Again, the diagnostic statistics seem reasonable:

mcmc_plot(gllvm_fit, plotfun = "rhat_hist")
#> Warning: Dropped 1 NAs from 'new_rhat(rhat)'.
#> `stat_bin()` using `bins = 30`. Pick better value with `binwidth`.

mcmc_plot(gllvm_fit, plotfun = "neff_hist")
#> `stat_bin()` using `bins = 30`. Pick better value with `binwidth`.

For brevity’s sake we will not go into the detail of the different functions again here, however there is one plotting function specifically for GLLVM models - ordiplot(). This plots the species or sites scores against the latent variables from a random selection of draws:

ordiplot(gllvm_fit, errorbar_range = 0.5)

ordiplot(gllvm_fit, type = "sites", geom = "text", errorbar_range = 0) +
  theme(legend.position = "none")

You can change the latent variables selected by specifying the choices argument, and alter the number of draws or whether you want to plot species or sites with the other arguments.

References

Warton et al (2015) So many variables: joint modeling in community ecology. Trends in Ecology & Evolution, 30:766-779. DOI: 10.1016/j.tree.2015.09.007.

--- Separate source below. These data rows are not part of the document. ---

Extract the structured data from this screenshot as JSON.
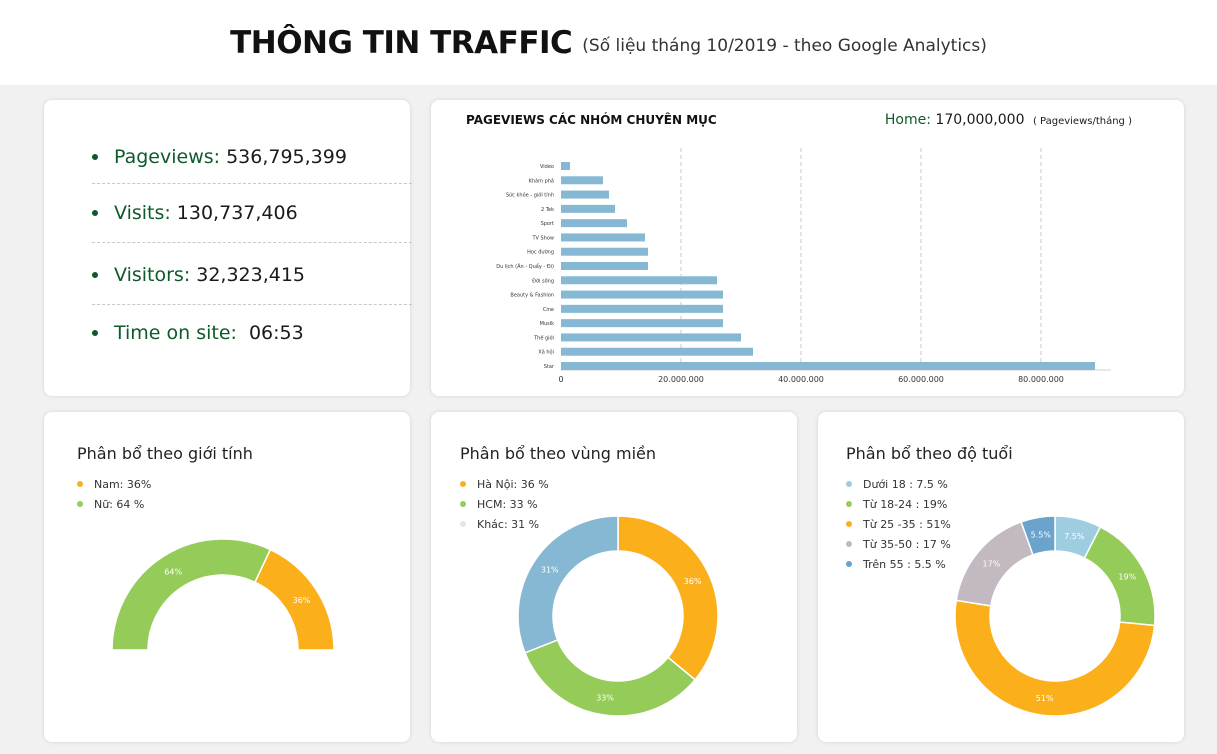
{
  "header": {
    "title": "THÔNG TIN TRAFFIC",
    "subtitle": "(Số liệu tháng 10/2019 - theo Google Analytics)"
  },
  "stats": [
    {
      "label": "Pageviews:",
      "value": "536,795,399"
    },
    {
      "label": "Visits:",
      "value": "130,737,406"
    },
    {
      "label": "Visitors:",
      "value": "32,323,415"
    },
    {
      "label": "Time on site:",
      "value": "06:53"
    }
  ],
  "colors": {
    "green_text": "#0e5a2a",
    "bar": "#86b8d4",
    "orange": "#fbb01b",
    "green": "#95cb58",
    "blue": "#86b8d4",
    "light_blue": "#dbe8f1",
    "light_steel": "#9ecde0",
    "grey_mauve": "#c2b9c1",
    "steel": "#6aa3cc"
  },
  "chart_data": [
    {
      "type": "bar",
      "orientation": "horizontal",
      "title": "PAGEVIEWS CÁC NHÓM CHUYÊN MỤC",
      "annotation": {
        "label": "Home:",
        "value": "170,000,000",
        "unit": "( Pageviews/tháng )"
      },
      "categories": [
        "Video",
        "Khám phá",
        "Sức khỏe - giới tính",
        "2 Tek",
        "Sport",
        "TV Show",
        "Học đường",
        "Du lịch (Ăn - Quẩy - Đi)",
        "Đời sống",
        "Beauty & Fashion",
        "Cine",
        "Musik",
        "Thế giới",
        "Xã hội",
        "Star"
      ],
      "values": [
        1500000,
        7000000,
        8000000,
        9000000,
        11000000,
        14000000,
        14500000,
        14500000,
        26000000,
        27000000,
        27000000,
        27000000,
        30000000,
        32000000,
        89000000
      ],
      "xlim": [
        0,
        90000000
      ],
      "xticks": [
        0,
        20000000,
        40000000,
        60000000,
        80000000
      ],
      "xtick_labels": [
        "0",
        "20.000.000",
        "40.000.000",
        "60.000.000",
        "80.000.000"
      ],
      "grid": "vertical dashed"
    },
    {
      "type": "pie",
      "style": "semi-donut",
      "title": "Phân bổ theo giới tính",
      "legend": [
        "Nam: 36%",
        "Nữ: 64 %"
      ],
      "series": [
        {
          "name": "Nam",
          "value": 36,
          "label": "36%",
          "color": "#fbb01b"
        },
        {
          "name": "Nữ",
          "value": 64,
          "label": "64%",
          "color": "#95cb58"
        }
      ]
    },
    {
      "type": "pie",
      "style": "donut",
      "title": "Phân bổ theo vùng miền",
      "legend": [
        "Hà Nội: 36 %",
        "HCM: 33 %",
        "Khác: 31 %"
      ],
      "series": [
        {
          "name": "Hà Nội",
          "value": 36,
          "label": "36%",
          "color": "#fbb01b",
          "legend_color": "#fbb01b"
        },
        {
          "name": "HCM",
          "value": 33,
          "label": "33%",
          "color": "#95cb58",
          "legend_color": "#95cb58"
        },
        {
          "name": "Khác",
          "value": 31,
          "label": "31%",
          "color": "#86b8d4",
          "legend_color": "#dbe8f1"
        }
      ]
    },
    {
      "type": "pie",
      "style": "donut",
      "title": "Phân bổ theo độ tuổi",
      "legend": [
        "Dưới 18 : 7.5 %",
        "Từ 18-24 : 19%",
        "Từ 25 -35 : 51%",
        "Từ 35-50 : 17 %",
        "Trên 55 : 5.5 %"
      ],
      "series": [
        {
          "name": "Dưới 18",
          "value": 7.5,
          "label": "7.5%",
          "color": "#9ecde0"
        },
        {
          "name": "Từ 18-24",
          "value": 19,
          "label": "19%",
          "color": "#95cb58"
        },
        {
          "name": "Từ 25 -35",
          "value": 51,
          "label": "51%",
          "color": "#fbb01b"
        },
        {
          "name": "Từ 35-50",
          "value": 17,
          "label": "17%",
          "color": "#c2b9c1"
        },
        {
          "name": "Trên 55",
          "value": 5.5,
          "label": "5.5%",
          "color": "#6aa3cc"
        }
      ]
    }
  ]
}
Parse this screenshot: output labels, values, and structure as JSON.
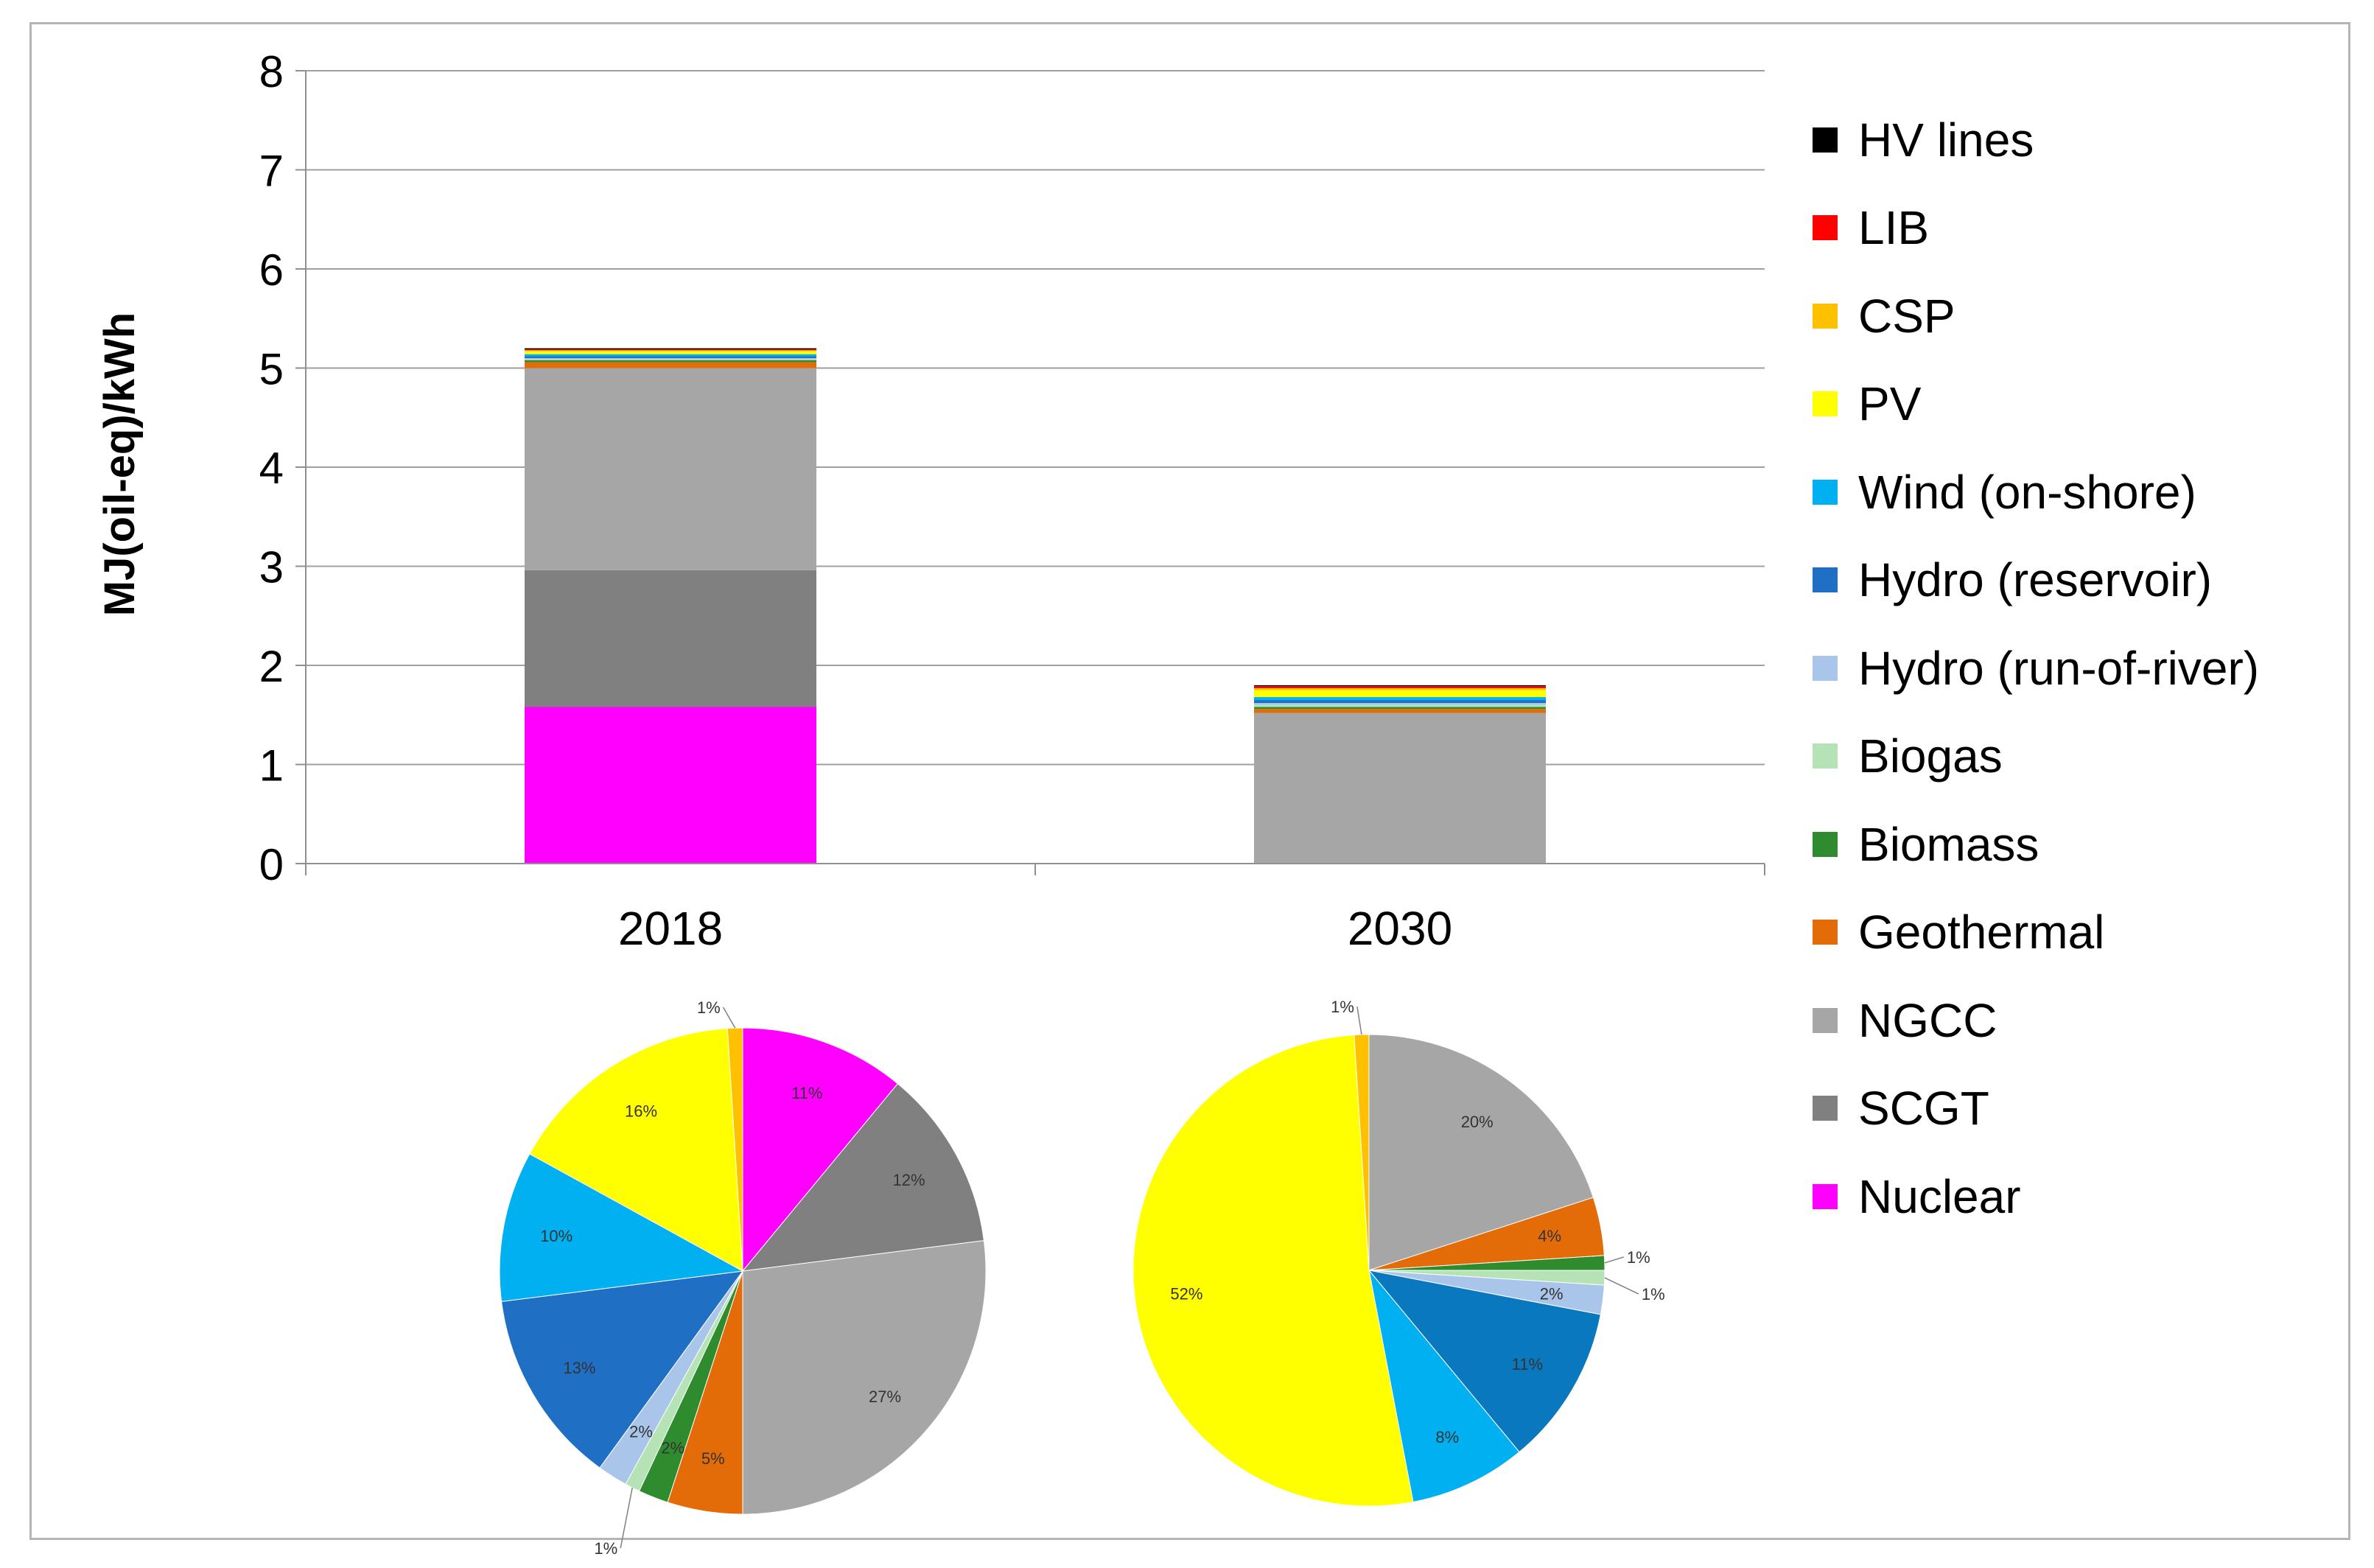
{
  "chart_data": [
    {
      "type": "bar",
      "stacked": true,
      "ylabel": "MJ(oil-eq)/kWh",
      "ylim": [
        0,
        8
      ],
      "yticks": [
        "0",
        "1",
        "2",
        "3",
        "4",
        "5",
        "6",
        "7",
        "8"
      ],
      "grid": true,
      "categories": [
        "2018",
        "2030"
      ],
      "series": [
        {
          "name": "Nuclear",
          "color": "#FF00FF",
          "values": [
            1.58,
            0.0
          ]
        },
        {
          "name": "SCGT",
          "color": "#808080",
          "values": [
            1.38,
            0.0
          ]
        },
        {
          "name": "NGCC",
          "color": "#A6A6A6",
          "values": [
            2.04,
            1.52
          ]
        },
        {
          "name": "Geothermal",
          "color": "#E36C09",
          "values": [
            0.06,
            0.04
          ]
        },
        {
          "name": "Biomass",
          "color": "#2E8B2E",
          "values": [
            0.02,
            0.02
          ]
        },
        {
          "name": "Biogas",
          "color": "#B5E3B5",
          "values": [
            0.01,
            0.02
          ]
        },
        {
          "name": "Hydro (run-of-river)",
          "color": "#A9C6EA",
          "values": [
            0.01,
            0.02
          ]
        },
        {
          "name": "Hydro (reservoir)",
          "color": "#1F6FC5",
          "values": [
            0.02,
            0.03
          ]
        },
        {
          "name": "Wind (on-shore)",
          "color": "#00B0F0",
          "values": [
            0.02,
            0.03
          ]
        },
        {
          "name": "PV",
          "color": "#FFFF00",
          "values": [
            0.03,
            0.07
          ]
        },
        {
          "name": "CSP",
          "color": "#FFC000",
          "values": [
            0.01,
            0.02
          ]
        },
        {
          "name": "LIB",
          "color": "#FF0000",
          "values": [
            0.01,
            0.02
          ]
        },
        {
          "name": "HV lines",
          "color": "#000000",
          "values": [
            0.01,
            0.01
          ]
        }
      ],
      "legend": "right"
    },
    {
      "type": "pie",
      "category": "2018",
      "slices": [
        {
          "series": "Nuclear",
          "color": "#FF00FF",
          "value": 11,
          "label": "11%"
        },
        {
          "series": "SCGT",
          "color": "#808080",
          "value": 12,
          "label": "12%"
        },
        {
          "series": "NGCC",
          "color": "#A6A6A6",
          "value": 27,
          "label": "27%"
        },
        {
          "series": "Geothermal",
          "color": "#E36C09",
          "value": 5,
          "label": "5%"
        },
        {
          "series": "Biomass",
          "color": "#2E8B2E",
          "value": 2,
          "label": "2%"
        },
        {
          "series": "Biogas",
          "color": "#B5E3B5",
          "value": 1,
          "label": "1%"
        },
        {
          "series": "Hydro (run-of-river)",
          "color": "#A9C6EA",
          "value": 2,
          "label": "2%"
        },
        {
          "series": "Hydro (reservoir)",
          "color": "#1F6FC5",
          "value": 13,
          "label": "13%"
        },
        {
          "series": "Wind (on-shore)",
          "color": "#00B0F0",
          "value": 10,
          "label": "10%"
        },
        {
          "series": "PV",
          "color": "#FFFF00",
          "value": 16,
          "label": "16%"
        },
        {
          "series": "CSP",
          "color": "#FFC000",
          "value": 1,
          "label": "1%"
        }
      ]
    },
    {
      "type": "pie",
      "category": "2030",
      "slices": [
        {
          "series": "NGCC",
          "color": "#A6A6A6",
          "value": 20,
          "label": "20%"
        },
        {
          "series": "Geothermal",
          "color": "#E36C09",
          "value": 4,
          "label": "4%"
        },
        {
          "series": "Biomass",
          "color": "#2E8B2E",
          "value": 1,
          "label": "1%"
        },
        {
          "series": "Biogas",
          "color": "#B5E3B5",
          "value": 1,
          "label": "1%"
        },
        {
          "series": "Hydro (run-of-river)",
          "color": "#A9C6EA",
          "value": 2,
          "label": "2%"
        },
        {
          "series": "Hydro (reservoir)",
          "color": "#0A78BE",
          "value": 11,
          "label": "11%"
        },
        {
          "series": "Wind (on-shore)",
          "color": "#00B0F0",
          "value": 8,
          "label": "8%"
        },
        {
          "series": "PV",
          "color": "#FFFF00",
          "value": 52,
          "label": "52%"
        },
        {
          "series": "CSP",
          "color": "#FFC000",
          "value": 1,
          "label": "1%"
        }
      ]
    }
  ]
}
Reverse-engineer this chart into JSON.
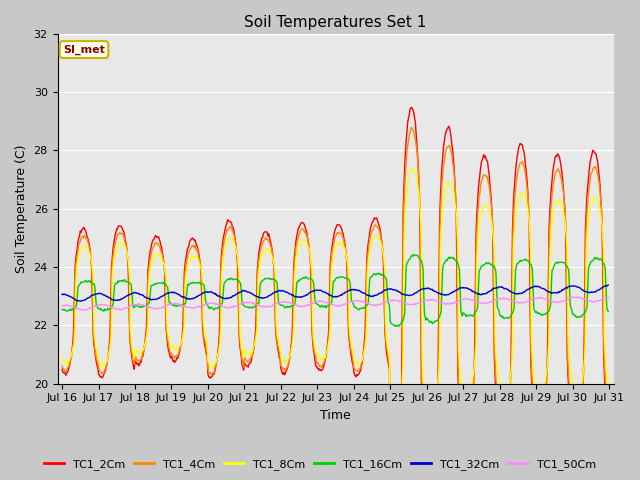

Wilkinson et al (2021) Defining and evaluating predictions of joint species distribution models. Methods in Ecology and Evolution, 12:394-404. DOI: 10.1111/2041-210X.13518.

Vehtari, A., Gelman, A., and Gabry, J. (2017). Practical Bayesian model evaluation using leave-one-out cross-validation and WAIC. Statistics and Computing. 27(5), 1413–1432. DOI: 10.1007/s11222-016-9696-4.